Once you have installed Transformers, you can load the microsoft/resnet-50 model in your code with the ResNetForImageClassification data loader.


To get started, create a new Python file and add the following code:


from transformers import AutoImageProcessor, ResNetForImageClassification
import torch
from datasets import load_dataset
from PIL import Image

image = Image.open("image.jpg")

processor = AutoImageProcessor.from_pretrained("microsoft/resnet-50")
model = ResNetForImageClassification.from_pretrained("microsoft/resnet-50")

inputs = processor(image, return_tensors="pt")

with torch.no_grad():
    logits = model(**inputs).logits

predicted_label = logits.argmax(-1).item()

In this code, we first open an image called image.jpg. Then, we load our model. We run inference on our model with the model(**inputs) function call. Finally, we retrieve the class with the highest confidence returned by our model.


In the code above, replace image.jpg with the name of the image on which you want to run inference.


Conclusion and The Current Classification Landscape


ResNet-50 is an image classification architecture introduced in 2015 and was trained on the ImageNet-1k dataset. You can train models on a custom dataset using the ResNet architecture if you want to identify your own classes.


While ResNet is several years old, the model is established as an image classification model. Since then, many new architectures have been introduced that allow you to fine-tune a model on a custom dataset, including: The Vision Transformer, FastViT, Ultralytics YOLOv8, ResNext.
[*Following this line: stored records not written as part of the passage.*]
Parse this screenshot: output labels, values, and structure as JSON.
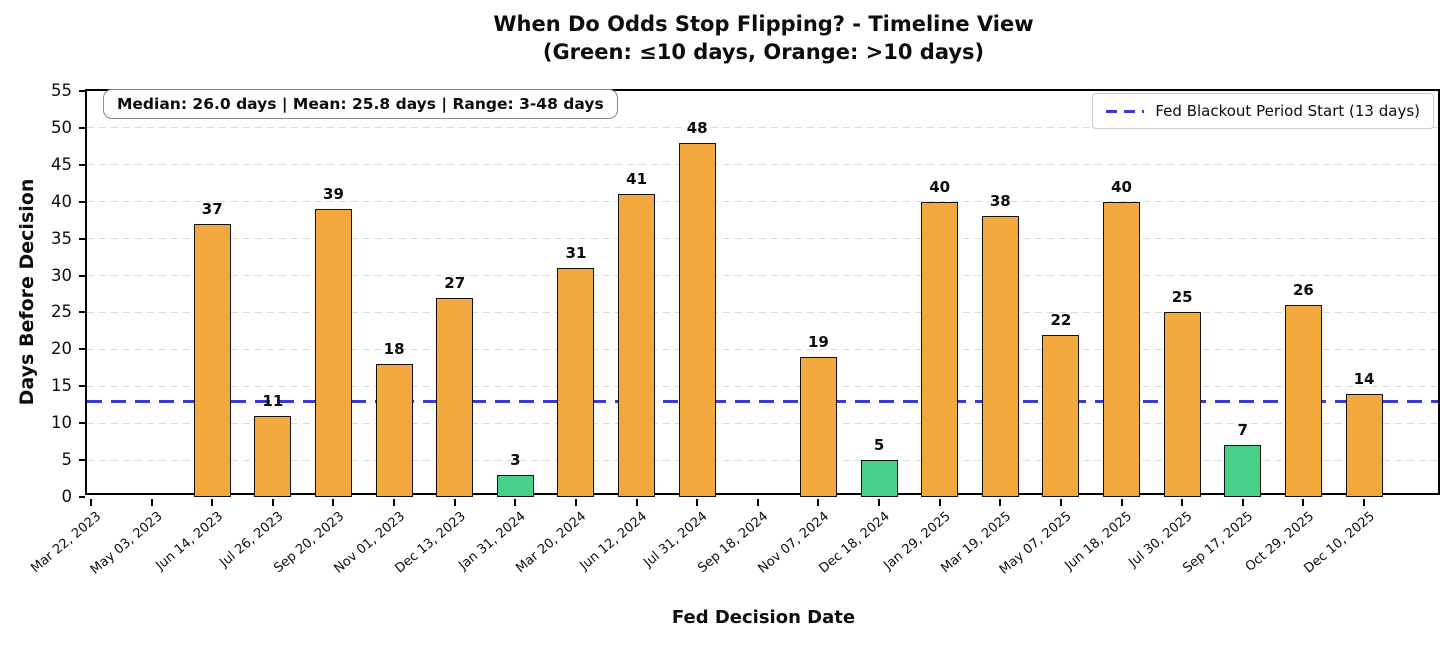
{
  "header": {
    "title": "When Do Odds Stop Flipping? - Timeline View",
    "subtitle": "(Green: ≤10 days, Orange: >10 days)"
  },
  "stats_box": {
    "text": "Median: 26.0 days | Mean: 25.8 days | Range: 3-48 days"
  },
  "legend": {
    "label": "Fed Blackout Period Start (13 days)"
  },
  "chart_data": {
    "type": "bar",
    "title": "When Do Odds Stop Flipping? - Timeline View (Green: ≤10 days, Orange: >10 days)",
    "xlabel": "Fed Decision Date",
    "ylabel": "Days Before Decision",
    "ylim": [
      0,
      55
    ],
    "ytick_step": 5,
    "grid": "horizontal-dashed",
    "legend_position": "upper-right",
    "bar_value_labels_shown": true,
    "threshold_line": {
      "value": 13,
      "label": "Fed Blackout Period Start (13 days)",
      "color": "#3a3ad9",
      "style": "dashed"
    },
    "categories": [
      "Mar 22, 2023",
      "May 03, 2023",
      "Jun 14, 2023",
      "Jul 26, 2023",
      "Sep 20, 2023",
      "Nov 01, 2023",
      "Dec 13, 2023",
      "Jan 31, 2024",
      "Mar 20, 2024",
      "Jun 12, 2024",
      "Jul 31, 2024",
      "Sep 18, 2024",
      "Nov 07, 2024",
      "Dec 18, 2024",
      "Jan 29, 2025",
      "Mar 19, 2025",
      "May 07, 2025",
      "Jun 18, 2025",
      "Jul 30, 2025",
      "Sep 17, 2025",
      "Oct 29, 2025",
      "Dec 10, 2025"
    ],
    "values": [
      0,
      0,
      37,
      11,
      39,
      18,
      27,
      3,
      31,
      41,
      48,
      0,
      19,
      5,
      40,
      38,
      22,
      40,
      25,
      7,
      26,
      14
    ],
    "color_rule": {
      "green_if_at_most_days": 10
    },
    "colors": {
      "green": "#48d08a",
      "orange": "#f2a83c",
      "bar_edge": "#111111",
      "threshold_blue": "#3a3ad9",
      "grid": "#dbdbdb"
    }
  }
}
尽管ResNet已经有几年历史,但该模型已被确立为图像分类模型。自那以后,引入了许多新的架构,允许你在自定义数据集上微调模型,包括:视觉变换器、FastViT、Ultralytics YOLOv8、ResNext。

There are also zero-shot classification models where you can use the model on arbitrary classes without fine-tuning models.


For example, you can use OpenAI CLIP to assign labels to images without fine-tuning the model. This is because CLIP has been trained on a large dataset with a wide range of descriptions.

例如,你可以使用OpenAI CLIP在不微调模型的情况下给图像分配标签。这是因为CLIP已经在包含广泛描述的大型数据集上进行了训练。

Zero-shot models like CLIP can be used on their own (i.e., for classification, content moderation), or used to auto-label framework like Autodistill for use in training a faster, fine-tuned vision model.